If you're really bored you can do the thermodynamics calculations for how small a pellet has to be to remain cool enough to touch safely (well, other than the radioactivity) in still room temp air, etc. Or if you're willing to clamp the pellet to a 10 C/W transistor heatsink (that heatsink is about the size of a postage stamp, is if you figure on a hot day your skin can tolerate about 10C temp rise without getting a burn, than that means your pellet has to dump less than a watt or so, of course there's no rule you couldn't use a much better larger heatsink, or a modest cooling fan, or drop it in a barrel of water, etc)
The biggest problem you run into with this kind of stuff is thermal shock from expansion.
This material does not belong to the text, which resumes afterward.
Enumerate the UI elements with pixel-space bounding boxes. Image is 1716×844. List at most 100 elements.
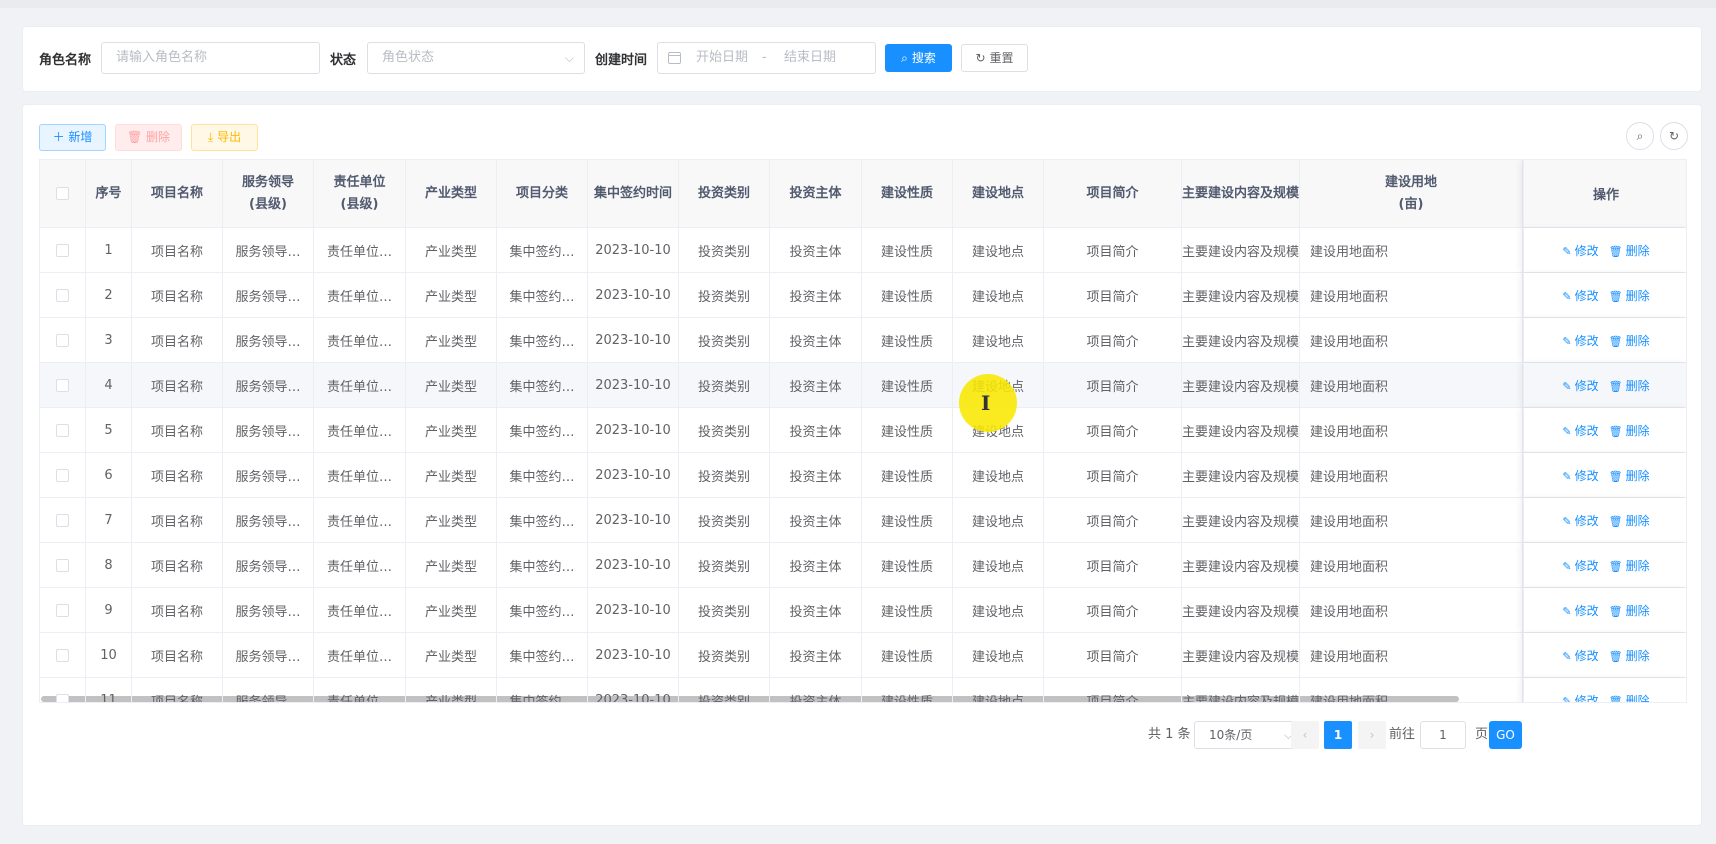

You might be well advised to find some low coeff of expansion cobalt alloy rather than using the straight up stuff. A straight up sphere, would likely shatter if big enough and the exterior is frozen and the inside is very hot.
Why would it make any noise?
Or would the magma just freeze as it travels through the relatively cool hole?
"Heat generated from the decay of radioactive cobalt-60 allows the probe to melt its way into the Earth. The probe is estimated to melt down to a depth of 20 km in ~1 year. As the probe descents deeper, the rate of descent will gradually slow until the probe reaches a depth of 100 km after ~30 years. By melting its way into the Earth, the probe will leave behind a wake of molten material. Subsequent re-crystallisation of the molten material will generate intense acoustic signals."
Worked fine with all the depleted uranium dropped on Iraq.
The article doesn't mention - why will the probe stop descending?
http://www.wolframalpha.com/input/?i=gravitational+accelerat...
In fact, it increases until 3500km below the surface (2800km radius).
http://en.wikipedia.org/wiki/Gravity_of_Earth#mediaviewer/Fi...
Not so simple. You need a hot source and a cold sink to transform energy. Where's your cold sink? This thing is intended to melt what's around it, and the outside of the probe is not that different in temperature from the inside.
Only if it's thermal energy. Given the small amount of power needed, they could easily use a betavoltaic generator.
And the tungsten is touching the cobalt, with no air gap (i.e. to opportunity to harvest power from the electrons returning to the cobalt to neutralize charge).
How would you harvest the electrons?